Кошкин тотчас отметил оговорку цветочницы.

– До сих пор? Так вы все же успели поговорить с Розой Яковлевной и сами?

Анна Степановна бросила на него злой взгляд, опять стала молчать.

– Послушайте, – мягко, но веско заговорил Кошкин, – нам известно, что после того эпизода на кладбище ваша подруга стала сама не своя. В дневниках она писала, что жизнь будто надвое разделилась. Значит, она узнала в тот день что-то новое. Невероятное. Нам важно понять – для расследования дела понять – это господин Глебов сказал Розе Яковлевне что-то, или это были вы?

Женщина вздрогнула всем телом, подняла на Кошкина изумленные глаза:

– Так вы еще и меня хотите в убийстве Розочки обвинить?..
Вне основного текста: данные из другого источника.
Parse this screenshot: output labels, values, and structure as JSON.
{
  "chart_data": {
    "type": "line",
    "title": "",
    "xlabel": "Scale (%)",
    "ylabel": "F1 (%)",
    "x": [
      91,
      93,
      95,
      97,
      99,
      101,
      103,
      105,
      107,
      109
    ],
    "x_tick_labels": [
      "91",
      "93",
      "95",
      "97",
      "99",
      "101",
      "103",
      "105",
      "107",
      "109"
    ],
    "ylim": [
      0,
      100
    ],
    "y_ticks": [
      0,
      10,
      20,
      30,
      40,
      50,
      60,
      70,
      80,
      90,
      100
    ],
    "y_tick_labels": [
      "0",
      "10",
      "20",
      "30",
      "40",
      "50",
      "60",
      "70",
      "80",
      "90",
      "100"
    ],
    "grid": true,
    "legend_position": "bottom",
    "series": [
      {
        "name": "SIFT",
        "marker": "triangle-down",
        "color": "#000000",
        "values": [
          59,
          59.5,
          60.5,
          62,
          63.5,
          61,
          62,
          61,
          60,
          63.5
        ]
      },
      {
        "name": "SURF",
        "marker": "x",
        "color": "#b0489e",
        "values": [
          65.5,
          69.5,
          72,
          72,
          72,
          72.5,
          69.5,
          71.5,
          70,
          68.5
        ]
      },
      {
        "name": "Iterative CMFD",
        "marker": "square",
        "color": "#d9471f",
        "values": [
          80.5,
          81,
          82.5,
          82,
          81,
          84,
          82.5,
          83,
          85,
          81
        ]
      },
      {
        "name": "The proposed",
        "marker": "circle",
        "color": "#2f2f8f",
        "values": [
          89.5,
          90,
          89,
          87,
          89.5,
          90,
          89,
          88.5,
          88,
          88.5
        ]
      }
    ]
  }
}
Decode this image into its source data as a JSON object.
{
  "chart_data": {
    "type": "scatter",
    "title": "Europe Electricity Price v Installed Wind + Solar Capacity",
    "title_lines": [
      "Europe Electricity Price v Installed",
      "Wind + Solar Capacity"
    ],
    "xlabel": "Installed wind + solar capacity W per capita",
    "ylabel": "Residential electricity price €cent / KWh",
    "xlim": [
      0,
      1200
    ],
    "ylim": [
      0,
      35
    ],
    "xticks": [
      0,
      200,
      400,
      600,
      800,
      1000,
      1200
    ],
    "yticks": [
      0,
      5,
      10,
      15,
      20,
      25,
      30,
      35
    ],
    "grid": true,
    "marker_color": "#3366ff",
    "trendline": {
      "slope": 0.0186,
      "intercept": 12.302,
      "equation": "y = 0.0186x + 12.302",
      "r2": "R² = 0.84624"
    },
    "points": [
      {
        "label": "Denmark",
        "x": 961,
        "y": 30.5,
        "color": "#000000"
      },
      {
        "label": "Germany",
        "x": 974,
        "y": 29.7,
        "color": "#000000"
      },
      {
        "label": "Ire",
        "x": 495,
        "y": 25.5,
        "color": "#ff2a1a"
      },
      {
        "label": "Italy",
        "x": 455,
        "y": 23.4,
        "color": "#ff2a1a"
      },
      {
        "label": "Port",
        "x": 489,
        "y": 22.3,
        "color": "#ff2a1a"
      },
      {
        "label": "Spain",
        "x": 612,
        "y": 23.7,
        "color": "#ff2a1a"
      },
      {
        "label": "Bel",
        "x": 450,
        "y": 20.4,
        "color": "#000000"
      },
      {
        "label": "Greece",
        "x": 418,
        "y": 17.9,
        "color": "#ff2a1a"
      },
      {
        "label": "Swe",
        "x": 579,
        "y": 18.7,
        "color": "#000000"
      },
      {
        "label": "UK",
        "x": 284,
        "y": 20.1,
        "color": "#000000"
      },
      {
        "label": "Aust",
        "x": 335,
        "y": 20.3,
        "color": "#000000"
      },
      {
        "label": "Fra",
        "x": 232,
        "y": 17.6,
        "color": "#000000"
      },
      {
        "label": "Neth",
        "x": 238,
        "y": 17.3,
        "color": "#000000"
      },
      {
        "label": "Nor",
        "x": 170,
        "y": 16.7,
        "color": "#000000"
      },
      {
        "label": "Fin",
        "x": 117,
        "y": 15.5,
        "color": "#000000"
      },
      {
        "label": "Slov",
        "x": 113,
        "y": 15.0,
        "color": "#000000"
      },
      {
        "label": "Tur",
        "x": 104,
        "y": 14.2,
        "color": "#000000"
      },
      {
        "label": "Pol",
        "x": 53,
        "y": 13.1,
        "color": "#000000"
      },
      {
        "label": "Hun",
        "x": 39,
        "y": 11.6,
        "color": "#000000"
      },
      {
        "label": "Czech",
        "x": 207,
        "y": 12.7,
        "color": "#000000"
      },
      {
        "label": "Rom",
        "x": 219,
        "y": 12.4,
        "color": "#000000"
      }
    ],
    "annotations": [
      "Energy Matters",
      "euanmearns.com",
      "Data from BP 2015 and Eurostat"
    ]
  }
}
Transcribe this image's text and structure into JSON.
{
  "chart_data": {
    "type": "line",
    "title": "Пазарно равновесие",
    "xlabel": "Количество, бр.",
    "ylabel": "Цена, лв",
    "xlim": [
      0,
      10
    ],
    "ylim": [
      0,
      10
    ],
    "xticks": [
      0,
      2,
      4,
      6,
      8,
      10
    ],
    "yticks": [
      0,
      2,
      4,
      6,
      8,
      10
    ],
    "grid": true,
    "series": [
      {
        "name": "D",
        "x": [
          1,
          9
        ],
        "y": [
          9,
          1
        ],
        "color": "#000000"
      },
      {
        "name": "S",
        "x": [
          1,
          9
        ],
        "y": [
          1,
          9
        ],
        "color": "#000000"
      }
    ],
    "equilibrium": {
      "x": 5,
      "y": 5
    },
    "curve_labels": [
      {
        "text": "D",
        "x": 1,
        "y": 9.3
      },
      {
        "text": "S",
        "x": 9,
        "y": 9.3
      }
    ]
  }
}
– Я не могу и не имею права этого исключать, – искренне признался Кошкин. В этот раз все же она позволила коснуться ее плеча. – Я сочувствую вам, ей-богу, и знаю, что тогда вы прощались с сыном. Что бы вы ни сказали в тот день Розе – вы или ваш супруг – все можно понять. В сердцах человек чего только ни скажет. А Роза Яковлевна, ваша подруга, должна была бы вас понять.